Spark streaming AvailableNow trigger terminates after first batch

Question

Spark streaming AvailableNow trigger terminates after first batch

seb-emmot opened this issue 2 years ago · 1 comments

I am trying to build a spark streaming application to ingest data from Azure Event Hubs and persist to a delta table in databricks.
I'm using the AvailableNow trigger in spark streaming.
This trigger should process all data from the source in batches according to https://spark.apache.org/docs/latest/structured-streaming-programming-guide.html#triggers

Bug Report:

Actual behavior
The stream start and processes first batch, then it terminates.
Expected behavior
The stream start and processes all available data, in microbatches, then terminates
Spark version
3.3.0
spark-eventhubs artifactId and version
com.microsoft.azure:azure-eventhubs-spark_2.12:2.3.22

It seems like the support for the 'AvailableNow' trigger might not be implemented?

My code:

val connectionString = ConnectionStringBuilder(namespace_str)
  .setEventHubName("myhubname")
  .build

val ehConf = EventHubsConf(connectionString)
  .setConsumerGroup("myconsumergroup")
  .setMaxEventsPerTrigger(1000)

val inStream = spark.readStream.format("eventhubs").options(ehConf.toMap).load()

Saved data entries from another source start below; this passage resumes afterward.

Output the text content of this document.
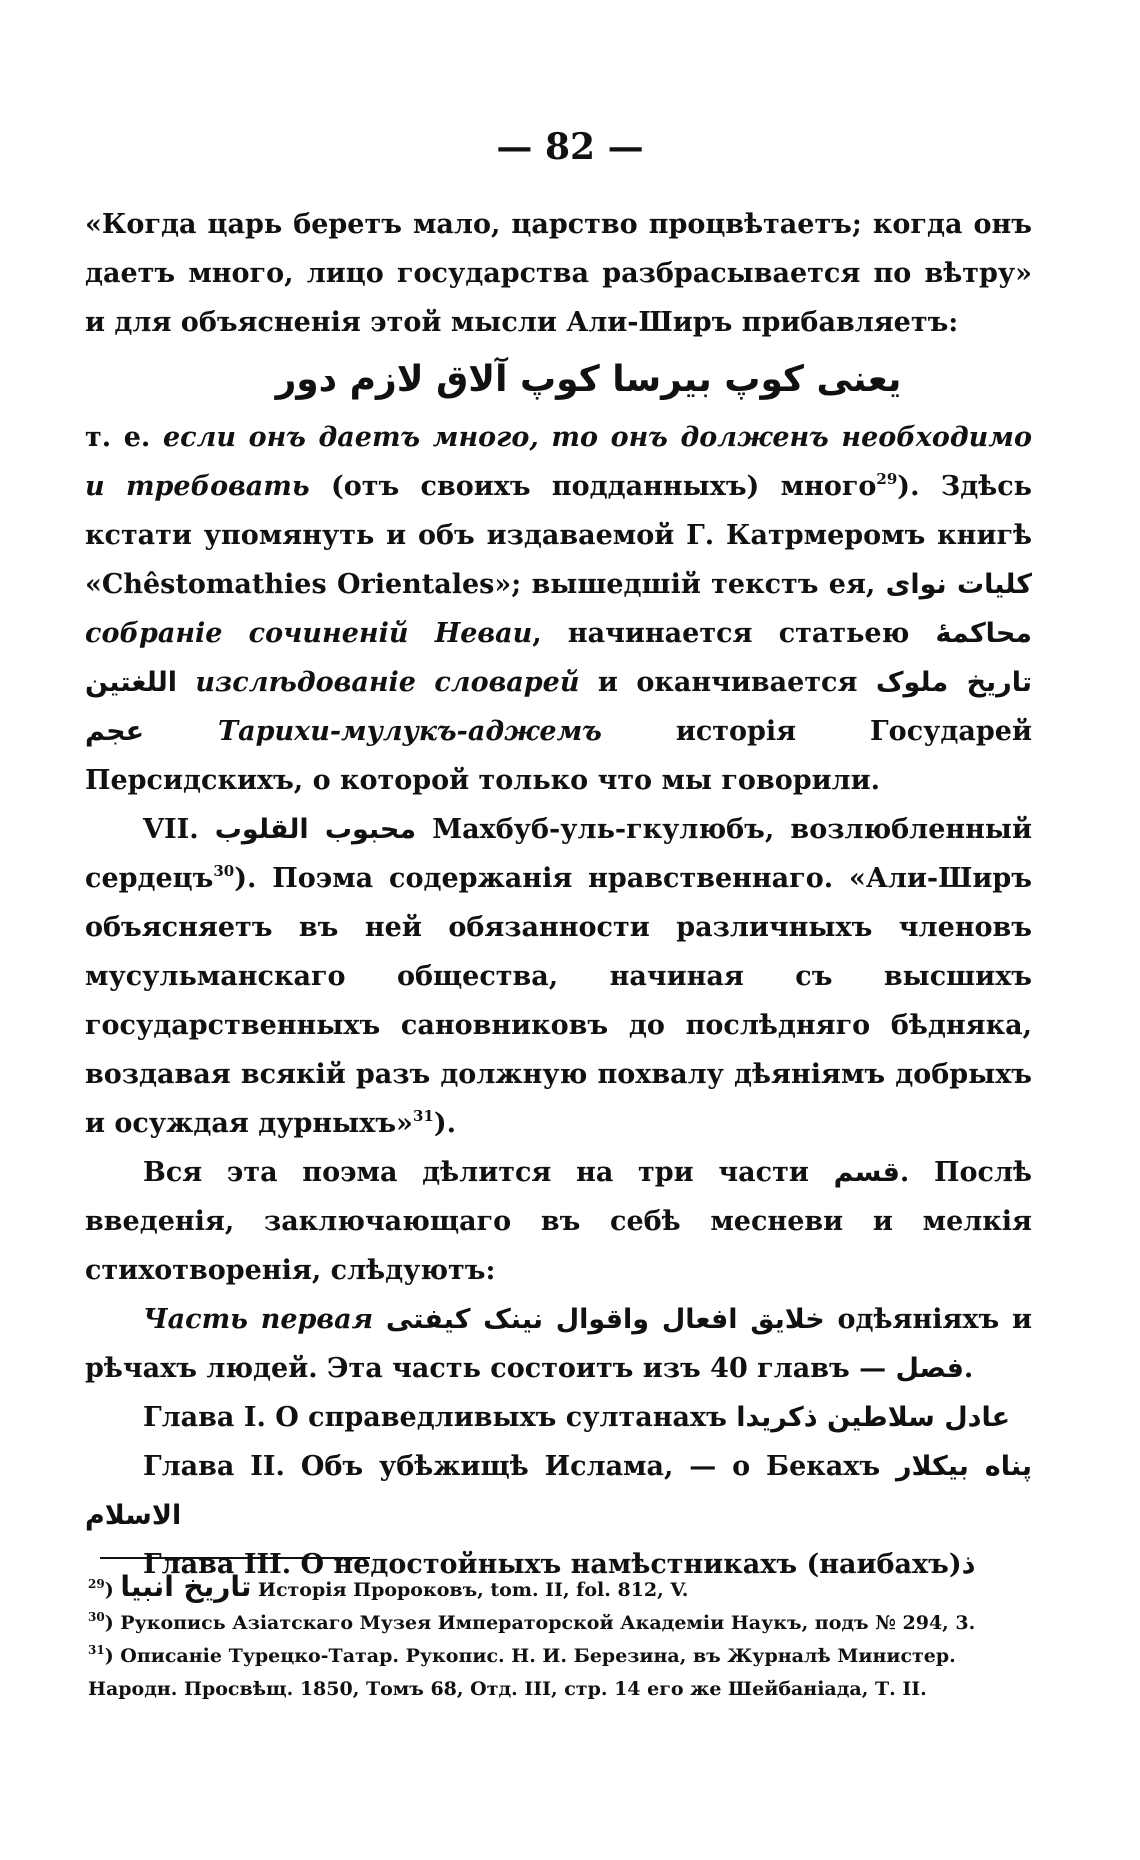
— 82 —

«Когда царь беретъ мало, царство процвѣтаетъ; когда онъ даетъ много, лицо государства разбрасывается по вѣтру» и для объясненія этой мысли Али-Ширъ прибавляетъ:
یعنی کوپ بیرسا کوپ آلاق لازم دور

т. е. если онъ даетъ много, то онъ долженъ необходимо и требовать (отъ своихъ подданныхъ) много$^{29}$). Здѣсь кстати упомянуть и объ издаваемой Г. Катрмеромъ книгѣ «Chêstomathies Orientales»; вышедшій текстъ ея, کلیات نوای собраніе сочиненій Неваи, начинается статьею محاکمهٔ اللغتین изслѣдованіе словарей и оканчивается تاریخ ملوک عجم	Тарихи-мулукъ-аджемъ исторія Государей Персидскихъ, о которой только что мы говорили.

VII. محبوب القلوب Махбуб-уль-гкулюбъ, возлюбленный сердецъ$^{30}$). Поэма содержанія нравственнаго. «Али-Ширъ объясняетъ въ ней обязанности различныхъ членовъ мусульманскаго общества, начиная съ высшихъ государственныхъ сановниковъ до послѣдняго бѣдняка, воздавая всякій разъ должную похвалу дѣяніямъ добрыхъ и осуждая дурныхъ»$^{31}$).

Вся эта поэма дѣлится на три части قسم. Послѣ введенія, заключающаго въ себѣ месневи и мелкія стихотворенія, слѣдуютъ:

Часть первая خلایق افعال واقوال نینک کیفتی одѣяніяхъ и рѣчахъ людей. Эта часть состоитъ изъ 40 главъ — فصل.

Глава I. О справедливыхъ султанахъ عادل سلاطین ذکریدا

Глава II. Объ убѣжищѣ Ислама, — о Бекахъ پناه بیکلار الاسلام

Глава III. О недостойныхъ намѣстникахъ (наибахъ)ذ

$^{29}$) تاریخ انبیا Исторія Пророковъ, tom. II, fol. 812, V.

$^{30}$) Рукопись Азіатскаго Музея Императорской Академіи Наукъ, подъ № 294, 3.

$^{31}$) Описаніе Турецко-Татар. Рукопис. Н. И. Березина, въ Журналѣ Министер. Народн. Просвѣщ. 1850, Томъ 68, Отд. III, стр. 14 его же Шейбаніада, Т. II.
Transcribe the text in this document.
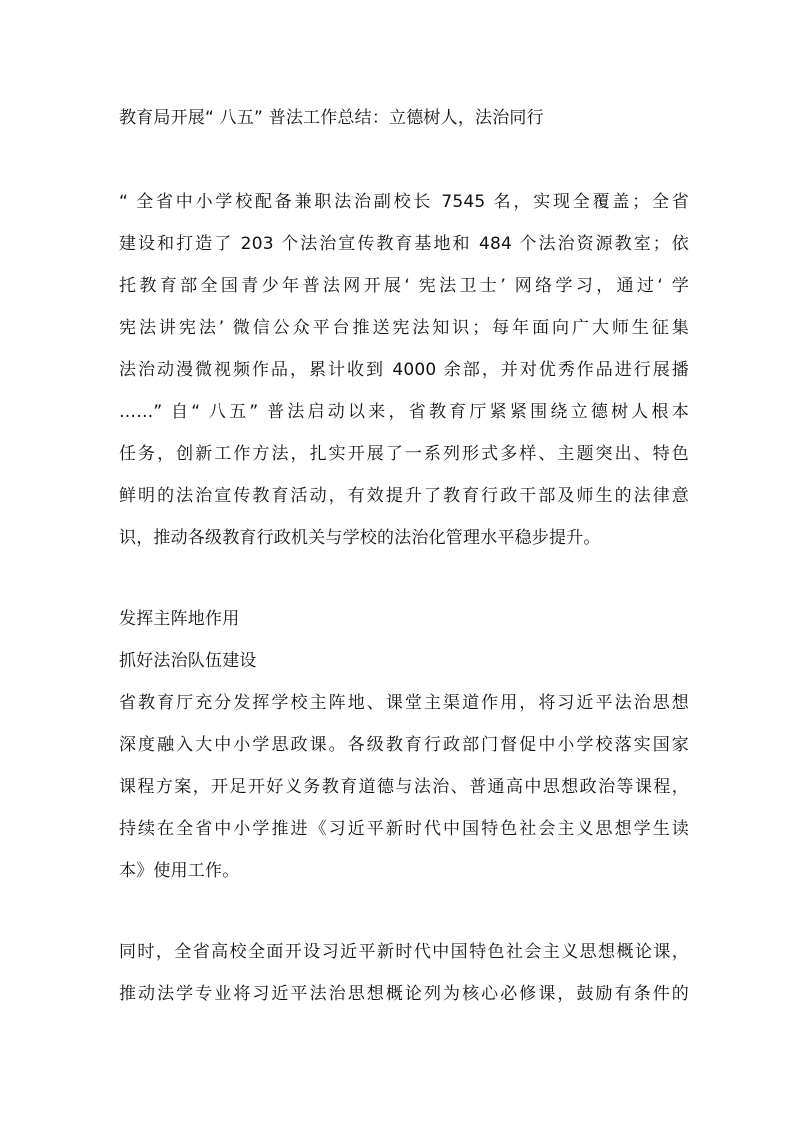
教育局开展“ 八五” 普法工作总结：立德树人，法治同行
“ 全省中小学校配备兼职法治副校长 7545 名，实现全覆盖；全省
建设和打造了 203 个法治宣传教育基地和 484 个法治资源教室；依
托教育部全国青少年普法网开展‘ 宪法卫士’ 网络学习，通过‘ 学
宪法讲宪法’ 微信公众平台推送宪法知识；每年面向广大师生征集
法治动漫微视频作品，累计收到 4000 余部，并对优秀作品进行展播
……” 自“ 八五” 普法启动以来，省教育厅紧紧围绕立德树人根本
任务，创新工作方法，扎实开展了一系列形式多样、主题突出、特色
鲜明的法治宣传教育活动，有效提升了教育行政干部及师生的法律意
识，推动各级教育行政机关与学校的法治化管理水平稳步提升。
发挥主阵地作用
抓好法治队伍建设
省教育厅充分发挥学校主阵地、课堂主渠道作用，将习近平法治思想
深度融入大中小学思政课。各级教育行政部门督促中小学校落实国家
课程方案，开足开好义务教育道德与法治、普通高中思想政治等课程，
持续在全省中小学推进《习近平新时代中国特色社会主义思想学生读
本》使用工作。
同时，全省高校全面开设习近平新时代中国特色社会主义思想概论课，
推动法学专业将习近平法治思想概论列为核心必修课，鼓励有条件的
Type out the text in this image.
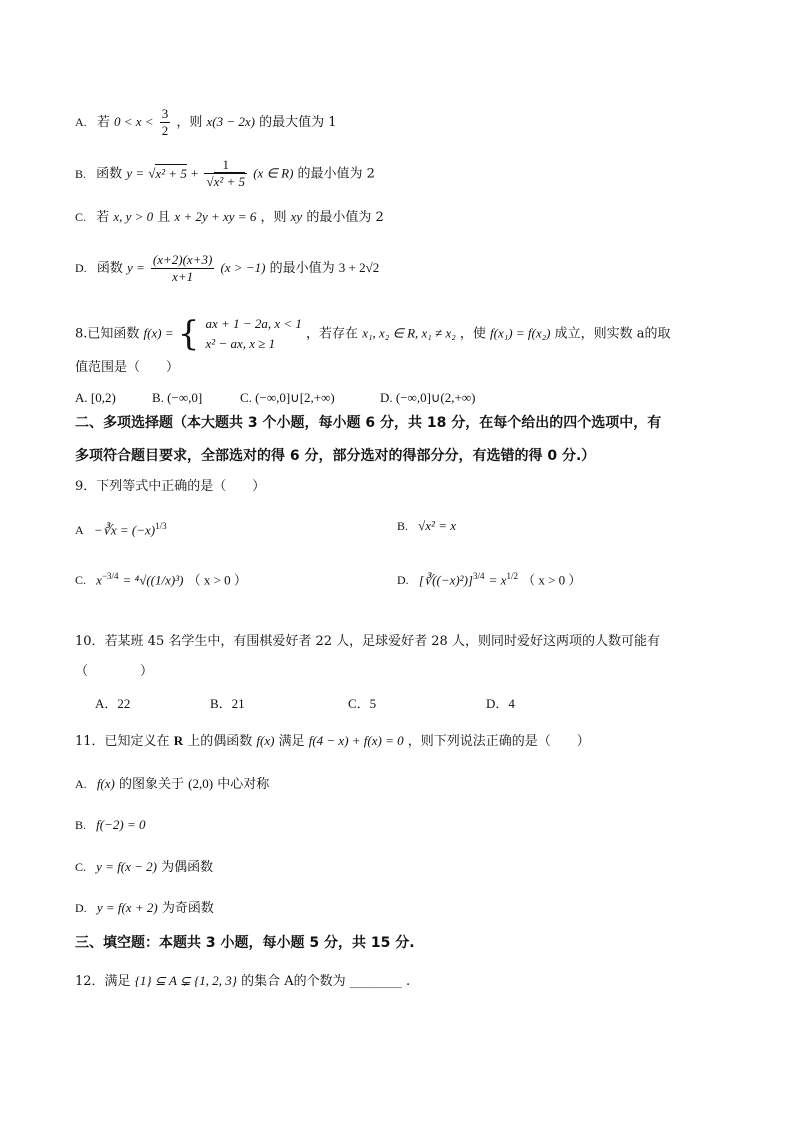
A. 若 $0 < x < \frac{3}{2}$ ，则 x(3 − 2x) 的最大值为 1
B. 函数 $y = √x^2 + 5 + \frac{1}{\text{√x² + 5}} (x$ ∈ R) 的最小值为 2
C. 若 x, y > 0 且 x + 2y + xy = 6 ，则 xy 的最小值为 2
D. 函数 $y = \frac{(x+2)(x+3)}{x+1} (x > -1)$ 的最小值为 3 + 2√2
8.已知函数 f(x) = { ax + 1 − 2a, x < 1
x² − ax, x ≥ 1
，若存在 x₁, x₂ ∈ R, x₁ ≠ x₂ ，使 f(x₁) = f(x₂) 成立，则实数 a的取
值范围是（　　）
A. [0,2)	B. (−∞,0]	C. (−∞,0]∪[2,+∞)	D. (−∞,0]∪(2,+∞)
二、多项选择题（本大题共 3 个小题，每小题 6 分，共 18 分，在每个给出的四个选项中，有
多项符合题目要求，全部选对的得 6 分，部分选对的得部分分，有选错的得 0 分.）
9．下列等式中正确的是（　　）
A −∛x = $(-x)^{1/3}$	B. √x² = x
C. $x^{-3/4} = ^4√((1/x)^3)$ （ x > 0 ）	D. [∛((−x)²)]$^{3/4}$ = $x^{1/2}$ （ x > 0 ）
10．若某班 45 名学生中，有围棋爱好者 22 人，足球爱好者 28 人，则同时爱好这两项的人数可能有
（　　　　）
A．22	B．21	C．5	D．4
11．已知定义在 R 上的偶函数 f(x) 满足 f(4 − x) + f(x) = 0 ，则下列说法正确的是（　　）
A. f(x) 的图象关于 (2,0) 中心对称
B. f(−2) = 0
C. y = f(x − 2) 为偶函数
D. y = f(x + 2) 为奇函数
三、填空题：本题共 3 小题，每小题 5 分，共 15 分.
12．满足 {1} ⊆ A ⊊ {1, 2, 3} 的集合 A的个数为 ________ .
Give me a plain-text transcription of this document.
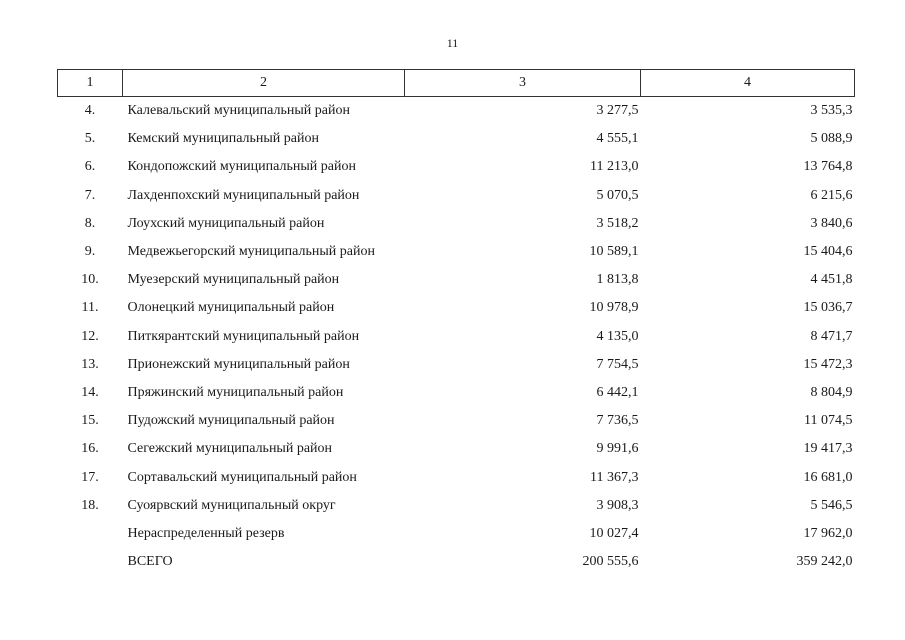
11
1	2	3	4
4.	Калевальский муниципальный район	3 277,5	3 535,3
5.	Кемский муниципальный район	4 555,1	5 088,9
6.	Кондопожский муниципальный район	11 213,0	13 764,8
7.	Лахденпохский муниципальный район	5 070,5	6 215,6
8.	Лоухский муниципальный район	3 518,2	3 840,6
9.	Медвежьегорский муниципальный район	10 589,1	15 404,6
10.	Муезерский муниципальный район	1 813,8	4 451,8
11.	Олонецкий муниципальный район	10 978,9	15 036,7
12.	Питкярантский муниципальный район	4 135,0	8 471,7
13.	Прионежский муниципальный район	7 754,5	15 472,3
14.	Пряжинский муниципальный район	6 442,1	8 804,9
15.	Пудожский муниципальный район	7 736,5	11 074,5
16.	Сегежский муниципальный район	9 991,6	19 417,3
17.	Сортавальский муниципальный район	11 367,3	16 681,0
18.	Суоярвский муниципальный округ	3 908,3	5 546,5
	Нераспределенный резерв	10 027,4	17 962,0
	ВСЕГО	200 555,6	359 242,0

val outStream = inStream.writeStream
  .outputMode("append")
  .format("delta")
  .option("checkpointLocation", checkpointLocation)
  .trigger(Trigger.AvailableNow).toTable("mytablename")

I have previously asked a question related to this on Stack Overflow (in Pyspark though)
https://stackoverflow.com/questions/74025485/is-spark-streaming-availablenow-trigger-compatible-with-azure-event-hub

Answer 1 · 2023-07-27T07:13:54.000Z

Hi, I am facing the same issue. Is there any fix on this @yamin-msft @hmlam? If yes, by when will this feature be available?